Demerol yes, morphine no. Morphine (the main active constituent of opium) is the treatment of choice if a person on MAOIs needs opioids for moderate-severe pain. I've taken morphine with Parnate a couple of times, as well as codeine and hydrocodone. As Shelli's experience demonstrates, oxycodone (which is comparable to morphine in its efficacy but has much better oral bioavailability) is also safe. Demerol and Ultram are the only ones that I know of that are unsafe; you might be cautious of other synthetic ones, like Darvon. The natural (codeine, morphine) and semisynthetic (oxycodone, hydrocodone, oxymorphone (NuMorphan), hydromorphone (Dilaudid), and of course heroin) ones are all okay, as is buprenorphine. I think methadone is too. I'm not sure about Stadol, Talwin, or Nubain. I think that covers most of them. :-)

-elizabeth

 

Re: Update » Elizabeth

Posted by shelliR on August 11, 2001, at 18:48:59

In reply to Re: Update » shelliR, posted by Elizabeth on August 11, 2001, at 0:02:00


> > FYI, many people with DID have migraines from switching, especially between parts that sap their energy.
> Huh. What do you mean by "parts that sap their energy?"
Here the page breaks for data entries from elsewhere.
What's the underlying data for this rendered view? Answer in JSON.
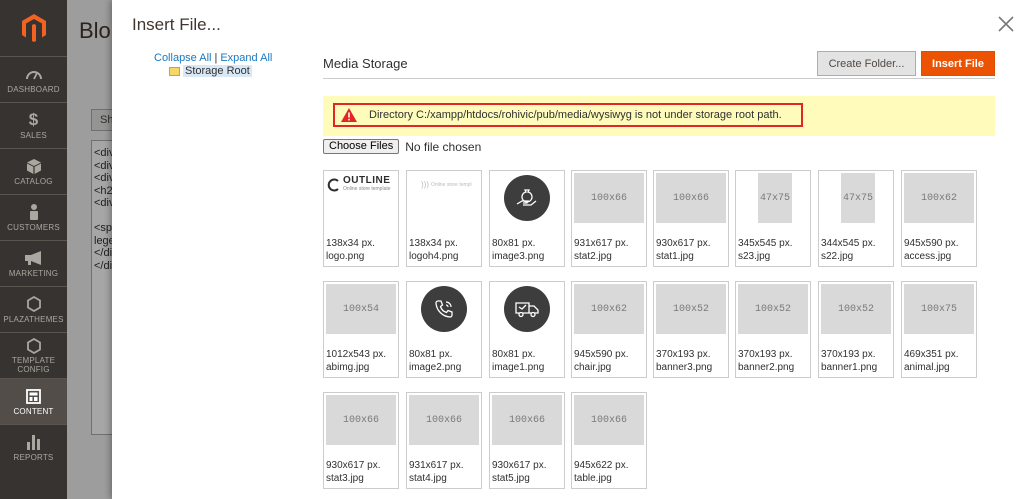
{
  "admin_nav": {
    "items": [
      {
        "label": "DASHBOARD",
        "icon": "dashboard-icon"
      },
      {
        "label": "SALES",
        "icon": "dollar-icon"
      },
      {
        "label": "CATALOG",
        "icon": "box-icon"
      },
      {
        "label": "CUSTOMERS",
        "icon": "person-icon"
      },
      {
        "label": "MARKETING",
        "icon": "megaphone-icon"
      },
      {
        "label": "PLAZATHEMES",
        "icon": "hexagon-icon"
      },
      {
        "label": "TEMPLATE CONFIG",
        "icon": "hexagon-icon"
      },
      {
        "label": "CONTENT",
        "icon": "layout-icon"
      },
      {
        "label": "REPORTS",
        "icon": "bar-chart-icon"
      }
    ],
    "active": "CONTENT"
  },
  "background_page": {
    "title": "Blo",
    "button_label": "Sh",
    "editor_lines": [
      "<div",
      "<div",
      "<div",
      "<h2",
      "<div",
      "",
      "<spa",
      "lege",
      "</di",
      "</di"
    ]
  },
  "modal": {
    "title": "Insert File...",
    "tree": {
      "collapse_all": "Collapse All",
      "separator": "|",
      "expand_all": "Expand All",
      "root_label": "Storage Root"
    },
    "media_heading": "Media Storage",
    "create_folder_label": "Create Folder...",
    "insert_file_label": "Insert File",
    "warning_text": "Directory C:/xampp/htdocs/rohivic/pub/media/wysiwyg is not under storage root path.",
    "choose_files_label": "Choose Files",
    "no_file_text": "No file chosen"
  },
  "files": [
    {
      "size": "138x34 px.",
      "name": "logo.png",
      "thumb": "logo-outline",
      "thumb_text": "OUTLINE",
      "thumb_sub": "Online store template"
    },
    {
      "size": "138x34 px.",
      "name": "logoh4.png",
      "thumb": "logo-light",
      "thumb_text": "Online store templ"
    },
    {
      "size": "80x81 px.",
      "name": "image3.png",
      "thumb": "circle",
      "icon": "hand-money-icon"
    },
    {
      "size": "931x617 px.",
      "name": "stat2.jpg",
      "thumb": "gray",
      "thumb_text": "100x66"
    },
    {
      "size": "930x617 px.",
      "name": "stat1.jpg",
      "thumb": "gray",
      "thumb_text": "100x66"
    },
    {
      "size": "345x545 px.",
      "name": "s23.jpg",
      "thumb": "gray-narrow",
      "thumb_text": "47x75"
    },
    {
      "size": "344x545 px.",
      "name": "s22.jpg",
      "thumb": "gray-narrow",
      "thumb_text": "47x75"
    },
    {
      "size": "945x590 px.",
      "name": "access.jpg",
      "thumb": "gray",
      "thumb_text": "100x62"
    },
    {
      "size": "1012x543 px.",
      "name": "abimg.jpg",
      "thumb": "gray",
      "thumb_text": "100x54"
    },
    {
      "size": "80x81 px.",
      "name": "image2.png",
      "thumb": "circle",
      "icon": "phone-icon"
    },
    {
      "size": "80x81 px.",
      "name": "image1.png",
      "thumb": "circle",
      "icon": "truck-icon"
    },
    {
      "size": "945x590 px.",
      "name": "chair.jpg",
      "thumb": "gray",
      "thumb_text": "100x62"
    },
    {
      "size": "370x193 px.",
      "name": "banner3.png",
      "thumb": "gray",
      "thumb_text": "100x52"
    },
    {
      "size": "370x193 px.",
      "name": "banner2.png",
      "thumb": "gray",
      "thumb_text": "100x52"
    },
    {
      "size": "370x193 px.",
      "name": "banner1.png",
      "thumb": "gray",
      "thumb_text": "100x52"
    },
    {
      "size": "469x351 px.",
      "name": "animal.jpg",
      "thumb": "gray",
      "thumb_text": "100x75"
    },
    {
      "size": "930x617 px.",
      "name": "stat3.jpg",
      "thumb": "gray",
      "thumb_text": "100x66"
    },
    {
      "size": "931x617 px.",
      "name": "stat4.jpg",
      "thumb": "gray",
      "thumb_text": "100x66"
    },
    {
      "size": "930x617 px.",
      "name": "stat5.jpg",
      "thumb": "gray",
      "thumb_text": "100x66"
    },
    {
      "size": "945x622 px.",
      "name": "table.jpg",
      "thumb": "gray",
      "thumb_text": "100x66"
    }
  ],
  "colors": {
    "accent": "#eb5202",
    "sidebar": "#373330",
    "warning_bg": "#fffbbb",
    "warning_border": "#e22626",
    "link": "#1979c3"
  }
}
I had seen people (in the hospital) who have had very angry parts (alters). One woman had to work with a certain alter because she was not co-conscious with the alter and the alter was putting her life in danger. This was a very interesting case because the woman was very very conservative, but the alter was a lesbian. So she felt very humiliated when she talked about it in group therapy. She had been sexually abused by her mother, so probably this alter developed out of those experiences. Her primary "self" was a straight wife/mother. Anyway negotiations had to take place about safety. Every time this alter came out she was enraged (about something, I don't know the gritty details) and the woman always came "to" with a horrible migraine. Lucky for her, she was not on an MAOI, so she was given a shot for migraines and it did work for her.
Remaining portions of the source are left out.